調査をしていく中で、Ⅰ〜Ⅲに加えて、Ⅳ、Ⅴを追加した。

  1. 日本の大学では学べない海外の医療技術
    「日本の医師免許も持っていない学生が海外へ行っても、技術を見ることはできても、実践することはできないのでは?」(Googleアンケート結果より)
     =学生のうちは海外の医療技術を学べないのでは!?
    「学生は、海外の医師免許がなくても、海外の医学生と同じ立場で様々な臨床実習ができる」(留学経験者の知人へのインタビューより)
     =学生は、免許がなくても海外の医療技術を学べる!
  2. 語学力強化 「医学英語を含めた英語運用能力を向上させることができた」(留学経験者の体験談より)
    特に、大学の単位取得の対象とならないプログラム(特に低学年)や長期のプログラムでは、語学力強化に特化した内容のものが多い(各大学の留学制度の比較より)。
  3. 精神的成長
    「日本とデンマークの学生同士、医学教育や医療福祉制度に発表と意見交換がある」(留学経験者の体験談より)
    「日本と比べ、学生も『チームの一員』として重要な役割を担っているので、積極性がないと通用しない」(インタビューより)
  4. 日本と海外の医療システムや文化的なバックグランドの違いを知り、その長所・短所を考える
    「オーストラリアのホスピスは、高齢者ケアだけでなく、リハビリ施設もあるという点で日本と大きく違っていた」(留学経験者の体験談より)
    「オーストラリアの学生は、医療チームの一員として責任ある仕事の一部を任されていて、日本の研修医に相当する能力があるように思えた」(留学経験者の体験談より)
  5. 日本に帰ってから、その経験を多くの人と共有し、日本の医療教育の場を活性化させる
    「留学経験を自分自身に活かすのみでなく、勉強会などを通じて他の医学生ともシェアすることができた」(留学経験者の体験談より)
    「留学体験記をレポートにまとめ、大学に報告するとともに、後輩たちに伝えることができた」(インタビューより)

検証まとめ

  • 体験談をただ読むのではなく、留学に行った年次や期間別に読み分けてみたところ、留学のタイミングによって得られるものは違うことがわかった。
  • 大学1,2年生での留学(主にⅡ.Ⅲ.):まだ医療の専門知識が浅い教養課程にあるので、主に語学力を身につけることや日本との文化の違いを学ぶことが中心となる。
  • 大学3~6年生での留学(Ⅰ.~Ⅴ.すべて):特にⅠとⅤにあたる医療技術や医療制度の違いなどを学ぶには、専門知識が身についた5,6年次での留学のほうがより効果的である。

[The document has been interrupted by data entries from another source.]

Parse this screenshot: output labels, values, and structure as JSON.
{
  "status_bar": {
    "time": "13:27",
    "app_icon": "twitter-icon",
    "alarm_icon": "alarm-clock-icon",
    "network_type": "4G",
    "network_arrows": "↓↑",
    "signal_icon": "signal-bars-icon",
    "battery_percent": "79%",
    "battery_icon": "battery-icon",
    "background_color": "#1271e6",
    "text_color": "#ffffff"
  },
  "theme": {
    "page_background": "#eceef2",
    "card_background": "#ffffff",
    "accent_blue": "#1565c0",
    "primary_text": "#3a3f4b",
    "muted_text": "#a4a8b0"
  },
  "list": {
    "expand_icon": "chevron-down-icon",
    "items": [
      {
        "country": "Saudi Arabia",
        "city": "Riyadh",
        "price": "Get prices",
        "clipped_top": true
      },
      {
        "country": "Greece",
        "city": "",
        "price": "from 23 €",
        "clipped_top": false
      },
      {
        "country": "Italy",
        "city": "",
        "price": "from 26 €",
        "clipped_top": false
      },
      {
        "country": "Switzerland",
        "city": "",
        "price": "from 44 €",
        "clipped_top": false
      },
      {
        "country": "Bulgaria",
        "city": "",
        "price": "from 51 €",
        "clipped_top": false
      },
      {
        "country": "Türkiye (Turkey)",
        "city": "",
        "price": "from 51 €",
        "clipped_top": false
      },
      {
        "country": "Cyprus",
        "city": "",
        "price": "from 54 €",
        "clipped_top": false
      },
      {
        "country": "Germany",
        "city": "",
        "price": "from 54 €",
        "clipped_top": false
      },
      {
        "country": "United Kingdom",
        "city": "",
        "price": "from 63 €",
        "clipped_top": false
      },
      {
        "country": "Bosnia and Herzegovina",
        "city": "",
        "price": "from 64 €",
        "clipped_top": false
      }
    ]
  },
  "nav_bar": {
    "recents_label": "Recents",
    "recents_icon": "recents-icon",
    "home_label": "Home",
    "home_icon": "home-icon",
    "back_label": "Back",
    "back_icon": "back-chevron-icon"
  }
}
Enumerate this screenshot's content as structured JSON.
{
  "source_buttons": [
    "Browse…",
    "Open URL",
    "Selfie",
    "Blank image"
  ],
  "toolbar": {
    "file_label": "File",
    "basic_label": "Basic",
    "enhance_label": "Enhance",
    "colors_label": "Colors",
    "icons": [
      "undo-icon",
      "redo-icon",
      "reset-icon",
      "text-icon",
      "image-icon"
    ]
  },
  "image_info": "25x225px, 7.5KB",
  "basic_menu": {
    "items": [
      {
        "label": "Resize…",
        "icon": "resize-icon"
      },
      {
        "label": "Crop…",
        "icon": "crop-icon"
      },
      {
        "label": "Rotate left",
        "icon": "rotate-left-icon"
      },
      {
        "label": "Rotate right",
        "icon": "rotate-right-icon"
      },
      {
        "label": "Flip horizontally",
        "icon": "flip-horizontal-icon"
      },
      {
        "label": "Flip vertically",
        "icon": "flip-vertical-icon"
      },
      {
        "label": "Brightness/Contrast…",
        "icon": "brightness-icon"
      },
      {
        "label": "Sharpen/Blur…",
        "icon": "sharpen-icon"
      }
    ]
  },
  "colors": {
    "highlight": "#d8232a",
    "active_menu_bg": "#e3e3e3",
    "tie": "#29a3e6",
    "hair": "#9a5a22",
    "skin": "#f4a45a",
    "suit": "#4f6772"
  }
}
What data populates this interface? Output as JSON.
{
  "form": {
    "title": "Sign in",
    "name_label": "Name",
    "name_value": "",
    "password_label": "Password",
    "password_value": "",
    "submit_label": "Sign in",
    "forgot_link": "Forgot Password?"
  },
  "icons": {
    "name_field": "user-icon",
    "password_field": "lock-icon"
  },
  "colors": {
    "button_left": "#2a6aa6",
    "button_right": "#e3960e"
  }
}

以上の調査結果を踏まえて、レポートとポスターを作成し、最終日の成果発表会でポスター発表を行った。

4.2. 活動を終えて

  • 普段とは違う環境で、同世代の人たちと同じ1つのものに取り組む。
    →Facebookでのつぶやきあい→お互いに励ましあった。
  • 全国から集まった同世代の人たちと交流できた。
    →特に、被災地から来た高校2年生は、予想とは違って、明るい人ばかりで、むしろこちらが元気をもらった。
  • アドバイスをいろいろな年代の方々(大学生・社会人など)からいただけて、自分の近くの将来のビジョン(大学に関すること)が見えた。